De aquí surge un tema clave: los jueces en esta pelea entre ideas en pugna son, en primer lugar, los propios científicos. Cuando antes decía que una idea permanece de pie y otra cae en la arena, era una metáfora para decir que el paper que sostenía la idea A logró convencer a más gente que el paper que sostenía la idea B, contraria. Hubo gente que se convenció del respaldo experimental o teórico a favor de B y siguió trabajando cierto tiempo asumiendo B como la opción más probable. Pero la vida se les fue haciendo cada vez más complicada, porque lo que debería pasar si B fuera cierto simplemente no pasaba. Diríamos entones que B era una idea tal vez hermosa, pero sin capacidad predictiva, y fue paulatinamente abandonada. Por el contrario, A se fue convirtiendo, con el paso del tiempo, en un hecho “científicamente demostrado”.

La frase clave del párrafo anterior es “con el paso del tiempo”. Para frustración de muchos, no hay forma inmediata de predecir si la información contenida en cierto paper es más verdadera que falsa, o más falsa que verdadera. Pero al cerebro humano le encantan las apuestas, porque su naturaleza es predictiva. Tendemos a tomar atajos. Si el paper en cuestión es de autores conocidos, de una universidad famosa del hemisferio norte, o si está publicado en una revista de ciencia prestigiosa, entonces apostamos a favor de la veracidad de dicho artículo científico. Y no es que esté mal apostar. Como decía, nuestro cerebro hace eso todo el tiempo, como cuando decidimos cada mañana si salir de casa con o sin paraguas. El problema es cuando no somos conscientes de que estamos haciendo una apuesta con base en criterios esotéricos, y nos convencemos de que todos estos (muy sesgados) “predictores” nos permiten dos cosas: a) determinar la “calidad” de un artículo científico sin dejar que medie el paso del tiempo y b) sin siquiera leerlo.

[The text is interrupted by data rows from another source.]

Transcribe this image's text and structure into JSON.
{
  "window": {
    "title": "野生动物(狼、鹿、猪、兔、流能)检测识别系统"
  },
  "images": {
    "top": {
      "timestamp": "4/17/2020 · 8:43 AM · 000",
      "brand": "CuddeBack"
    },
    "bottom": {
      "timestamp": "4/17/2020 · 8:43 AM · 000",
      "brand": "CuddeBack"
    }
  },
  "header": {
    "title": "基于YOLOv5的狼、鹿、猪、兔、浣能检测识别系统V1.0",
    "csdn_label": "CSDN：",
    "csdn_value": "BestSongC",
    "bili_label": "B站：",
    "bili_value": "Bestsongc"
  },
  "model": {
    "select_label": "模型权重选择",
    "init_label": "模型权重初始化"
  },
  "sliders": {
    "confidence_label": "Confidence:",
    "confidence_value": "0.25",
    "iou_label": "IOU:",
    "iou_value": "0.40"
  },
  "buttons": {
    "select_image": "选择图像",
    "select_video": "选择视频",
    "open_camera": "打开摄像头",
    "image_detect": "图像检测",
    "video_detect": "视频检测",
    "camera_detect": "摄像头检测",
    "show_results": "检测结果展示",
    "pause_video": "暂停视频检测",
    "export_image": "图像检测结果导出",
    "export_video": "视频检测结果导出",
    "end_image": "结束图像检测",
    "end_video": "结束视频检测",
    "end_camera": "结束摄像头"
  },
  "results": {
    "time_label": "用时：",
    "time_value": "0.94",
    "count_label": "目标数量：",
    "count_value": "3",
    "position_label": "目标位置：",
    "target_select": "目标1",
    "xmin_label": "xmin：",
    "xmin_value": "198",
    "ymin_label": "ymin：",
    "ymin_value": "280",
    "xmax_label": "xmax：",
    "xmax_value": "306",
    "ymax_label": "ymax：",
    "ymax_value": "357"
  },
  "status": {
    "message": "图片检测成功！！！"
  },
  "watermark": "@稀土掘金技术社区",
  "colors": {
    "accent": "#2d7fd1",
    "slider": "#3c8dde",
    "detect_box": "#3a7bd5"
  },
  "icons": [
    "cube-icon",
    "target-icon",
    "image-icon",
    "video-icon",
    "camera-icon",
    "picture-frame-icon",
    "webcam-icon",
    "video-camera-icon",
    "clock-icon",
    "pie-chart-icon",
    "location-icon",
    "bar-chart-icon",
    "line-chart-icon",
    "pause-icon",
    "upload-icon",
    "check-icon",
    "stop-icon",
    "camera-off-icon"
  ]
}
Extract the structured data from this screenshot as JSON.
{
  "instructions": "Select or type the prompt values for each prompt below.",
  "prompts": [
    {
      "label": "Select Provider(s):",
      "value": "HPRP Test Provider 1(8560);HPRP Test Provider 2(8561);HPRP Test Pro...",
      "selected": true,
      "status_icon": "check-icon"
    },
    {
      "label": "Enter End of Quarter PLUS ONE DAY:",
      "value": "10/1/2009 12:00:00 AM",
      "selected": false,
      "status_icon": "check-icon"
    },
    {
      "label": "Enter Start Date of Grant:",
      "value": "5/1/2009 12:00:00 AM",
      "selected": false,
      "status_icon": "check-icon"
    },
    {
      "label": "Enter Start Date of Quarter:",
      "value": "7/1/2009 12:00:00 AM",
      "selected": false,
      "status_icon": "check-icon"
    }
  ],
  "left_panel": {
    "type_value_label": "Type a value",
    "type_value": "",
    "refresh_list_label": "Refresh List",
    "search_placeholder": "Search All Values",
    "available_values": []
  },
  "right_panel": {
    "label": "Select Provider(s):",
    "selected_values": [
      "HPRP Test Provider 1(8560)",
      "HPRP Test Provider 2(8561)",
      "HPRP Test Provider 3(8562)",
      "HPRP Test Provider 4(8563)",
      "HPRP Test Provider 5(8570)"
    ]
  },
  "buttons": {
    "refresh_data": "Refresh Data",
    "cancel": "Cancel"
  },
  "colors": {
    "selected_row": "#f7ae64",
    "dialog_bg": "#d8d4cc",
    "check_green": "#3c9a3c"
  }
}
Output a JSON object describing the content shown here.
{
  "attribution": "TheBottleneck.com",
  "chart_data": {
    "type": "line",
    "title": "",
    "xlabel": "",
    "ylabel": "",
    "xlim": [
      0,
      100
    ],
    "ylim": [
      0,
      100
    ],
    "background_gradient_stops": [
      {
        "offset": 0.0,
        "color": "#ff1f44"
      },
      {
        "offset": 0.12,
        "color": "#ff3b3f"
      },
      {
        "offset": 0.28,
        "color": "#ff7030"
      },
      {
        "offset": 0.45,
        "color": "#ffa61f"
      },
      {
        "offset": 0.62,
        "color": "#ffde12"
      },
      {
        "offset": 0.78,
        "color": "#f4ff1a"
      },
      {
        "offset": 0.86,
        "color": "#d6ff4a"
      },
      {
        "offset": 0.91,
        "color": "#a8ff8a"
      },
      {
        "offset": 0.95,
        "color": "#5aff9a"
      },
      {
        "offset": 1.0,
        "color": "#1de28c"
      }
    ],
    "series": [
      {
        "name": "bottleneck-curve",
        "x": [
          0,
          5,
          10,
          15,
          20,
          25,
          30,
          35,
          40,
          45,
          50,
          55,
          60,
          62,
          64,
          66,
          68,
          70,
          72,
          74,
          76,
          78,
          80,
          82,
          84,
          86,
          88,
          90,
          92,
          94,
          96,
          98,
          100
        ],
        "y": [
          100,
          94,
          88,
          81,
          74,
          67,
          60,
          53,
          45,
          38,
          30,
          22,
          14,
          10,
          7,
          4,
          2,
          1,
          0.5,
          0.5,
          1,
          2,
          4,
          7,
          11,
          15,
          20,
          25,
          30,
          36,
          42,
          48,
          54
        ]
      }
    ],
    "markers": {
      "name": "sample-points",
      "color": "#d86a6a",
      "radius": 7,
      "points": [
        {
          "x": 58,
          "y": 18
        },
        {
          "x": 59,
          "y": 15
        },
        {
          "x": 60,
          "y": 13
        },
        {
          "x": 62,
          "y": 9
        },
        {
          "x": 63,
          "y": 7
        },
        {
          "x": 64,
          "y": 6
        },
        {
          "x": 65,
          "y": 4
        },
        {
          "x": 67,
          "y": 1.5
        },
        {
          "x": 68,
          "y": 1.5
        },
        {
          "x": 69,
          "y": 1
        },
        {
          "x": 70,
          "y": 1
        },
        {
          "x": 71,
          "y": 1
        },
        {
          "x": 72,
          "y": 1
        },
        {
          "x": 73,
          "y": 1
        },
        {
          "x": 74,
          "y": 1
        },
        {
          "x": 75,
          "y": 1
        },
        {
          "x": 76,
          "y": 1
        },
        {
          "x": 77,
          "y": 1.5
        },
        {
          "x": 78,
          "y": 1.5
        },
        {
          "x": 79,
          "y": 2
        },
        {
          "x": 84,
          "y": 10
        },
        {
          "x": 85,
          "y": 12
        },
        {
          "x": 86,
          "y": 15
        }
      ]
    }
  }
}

Cómo no evaluar a la investigación científica

La evaluación de la actividad académica es un aspecto odioso pero necesario. Los recursos son finitos y, si hay un llamado abierto para un cargo y diez concursantes, debemos elegir quién gana. Como nos gusta simular que la academia es una meritocracia (en la que no juega el pedigrí), dirimiremos esta cuestión con base en un análisis frío de los “méritos” que presentan los postulantes. Y si estamos hablando del acceso a una posición vinculada a la ciencia, entonces miraremos con énfasis los méritos científicos, que se resumen en una tablita de “indicadores de producción” que figura al pie de los currículums académicos.

El primero de estos indicadores es el número de artículos publicados en revistas científicas, y suele mirarse además el lugar que cada autor ocupa en la lista de autores de un determinado paper. Un segundo indicador es el nombre de las revistas en las que se publicó cada trabajo.

La pregunta es: ¿estos indicadores brindan información valiosa para la toma de decisiones importantes? Empecemos por el número de papers publicados. ¿Qué nos dice exactamente? Uno de mis directores de cine favoritos es Quentin Tarantino, quien siempre dijo que su meta era hacer diez buenas películas y después retirarse ¿Acaso juzgamos a los escritores por el número de libros que tienen publicados? Jorge Luis Borges publicó sólo seis libros de cuentos. En la ciencia, lo hubiéramos rechazado sin leer ninguno.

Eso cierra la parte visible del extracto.